Why secondhand? “I love transforming pieces into better versions of what they were — taking a dress and cutting it into a top or cutting sleeves and ruffles off to make pieces more modern. Thrift stores are gold mines for vintage clothes and things you would never find in a department store.”

Shopping secrets: “Small-town thrift stores have some of the most unique, untouched pieces. If you’re traveling internationally, seek out a thrift store. History and culture makes these thrift stores super interesting and worth the time. Ask yourself if the piece is transformable. I have many things professionally altered if I’m unable to do it myself.”

What do you look for? “I look for unexampled necklines and collars on pieces. I also look for prints that are unusual and inspiring. I have even purchased pieces solely for the buttons to use at a different time.”

Favorite secondhand piece: “When I was volunteering in Tanzania, I was in a thrift store and found a cotton, dark purple, floor-length, sleeveless dress with yellow, orange and red embroidered triangles down the length of the side.
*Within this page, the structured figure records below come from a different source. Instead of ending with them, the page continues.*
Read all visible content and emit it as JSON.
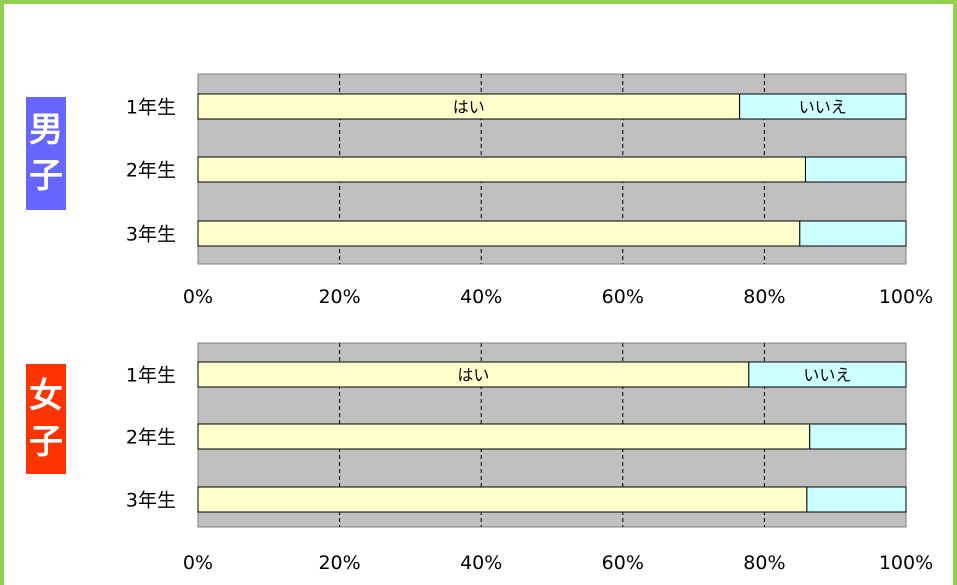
{
  "colors": {
    "frame": "#92d050",
    "boys": "#6666ff",
    "girls": "#ff3300",
    "yes": "#ffffcc",
    "no": "#ccffff",
    "plot_bg": "#c0c0c0"
  },
  "labels": {
    "boys": "男子",
    "girls": "女子"
  },
  "chart_data": [
    {
      "type": "bar",
      "orientation": "horizontal",
      "stacked": "percent",
      "group": "男子",
      "categories": [
        "1年生",
        "2年生",
        "3年生"
      ],
      "series": [
        {
          "name": "はい",
          "values": [
            76.5,
            85.8,
            85.0
          ]
        },
        {
          "name": "いいえ",
          "values": [
            23.5,
            14.2,
            15.0
          ]
        }
      ],
      "series_labels_on": "1年生",
      "xlim": [
        0,
        100
      ],
      "xticks": [
        "0%",
        "20%",
        "40%",
        "60%",
        "80%",
        "100%"
      ],
      "grid": "vertical dashed"
    },
    {
      "type": "bar",
      "orientation": "horizontal",
      "stacked": "percent",
      "group": "女子",
      "categories": [
        "1年生",
        "2年生",
        "3年生"
      ],
      "series": [
        {
          "name": "はい",
          "values": [
            77.8,
            86.4,
            86.0
          ]
        },
        {
          "name": "いいえ",
          "values": [
            22.2,
            13.6,
            14.0
          ]
        }
      ],
      "series_labels_on": "1年生",
      "xlim": [
        0,
        100
      ],
      "xticks": [
        "0%",
        "20%",
        "40%",
        "60%",
        "80%",
        "100%"
      ],
      "grid": "vertical dashed"
    }
  ]
}
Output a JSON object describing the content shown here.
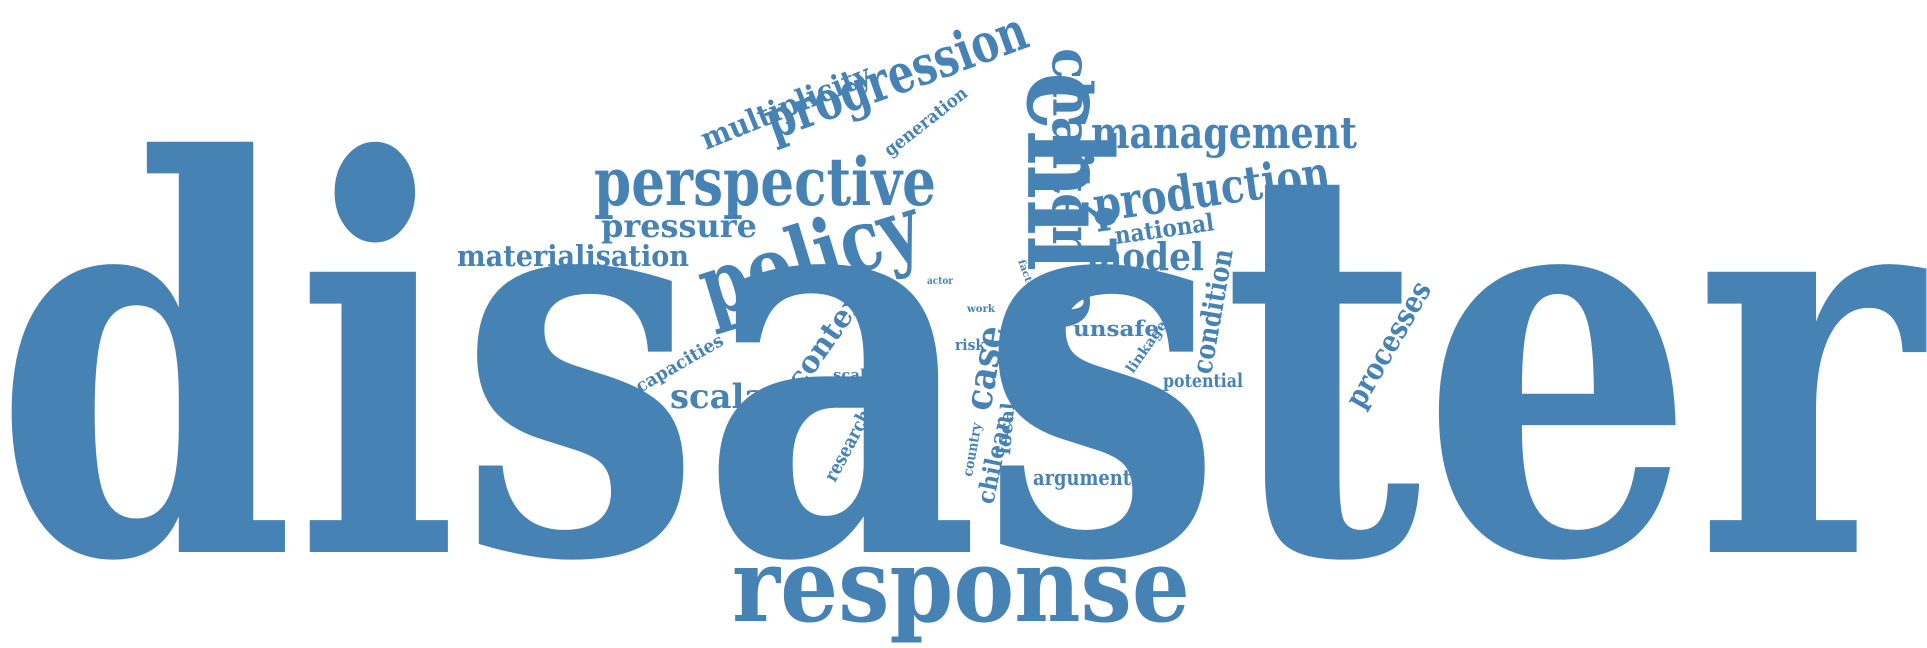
{
  "color": "#4682b4",
  "words": [
    {
      "id": "disaster",
      "text": "disaster"
    },
    {
      "id": "response",
      "text": "response"
    },
    {
      "id": "chile",
      "text": "chile"
    },
    {
      "id": "policy",
      "text": "policy"
    },
    {
      "id": "perspective",
      "text": "perspective"
    },
    {
      "id": "progression",
      "text": "progression"
    },
    {
      "id": "multiplicity",
      "text": "multiplicity"
    },
    {
      "id": "generation",
      "text": "generation"
    },
    {
      "id": "chaiten",
      "text": "chaitén"
    },
    {
      "id": "management",
      "text": "management"
    },
    {
      "id": "production",
      "text": "production"
    },
    {
      "id": "national",
      "text": "national"
    },
    {
      "id": "model",
      "text": "model"
    },
    {
      "id": "pressure",
      "text": "pressure"
    },
    {
      "id": "materialisation",
      "text": "materialisation"
    },
    {
      "id": "condition",
      "text": "condition"
    },
    {
      "id": "processes",
      "text": "processes"
    },
    {
      "id": "unsafe",
      "text": "unsafe"
    },
    {
      "id": "linkage",
      "text": "linkage"
    },
    {
      "id": "potential",
      "text": "potential"
    },
    {
      "id": "context",
      "text": "context"
    },
    {
      "id": "capacities",
      "text": "capacities"
    },
    {
      "id": "scalar",
      "text": "scalar"
    },
    {
      "id": "scale",
      "text": "scale"
    },
    {
      "id": "case",
      "text": "case"
    },
    {
      "id": "risk",
      "text": "risk"
    },
    {
      "id": "work",
      "text": "work"
    },
    {
      "id": "actor",
      "text": "actor"
    },
    {
      "id": "factor",
      "text": "factor"
    },
    {
      "id": "local",
      "text": "local"
    },
    {
      "id": "country",
      "text": "country"
    },
    {
      "id": "chilean",
      "text": "chilean"
    },
    {
      "id": "argument",
      "text": "argument"
    },
    {
      "id": "research",
      "text": "research"
    }
  ]
}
It’s the first very unique piece that launched my love for eclectic clothing and thrift store shopping.”

Cover look: DKNY silk pants, $9, Steeple People; Dior T-shirt (“I cut the collar of the shirt into a ‘V’ to make it my own.”), Savers on Central Av.; glittery shawl, Urban Outfitters sale; vintage necklace, $5, Belle Weather.

Second look: Vintage floral dress (“I cut off the sleeves and had it tailored to fit.”), Ragstock; belt, Anthropologie sale; Larissa Loden earrings, Hill Valley Boutique.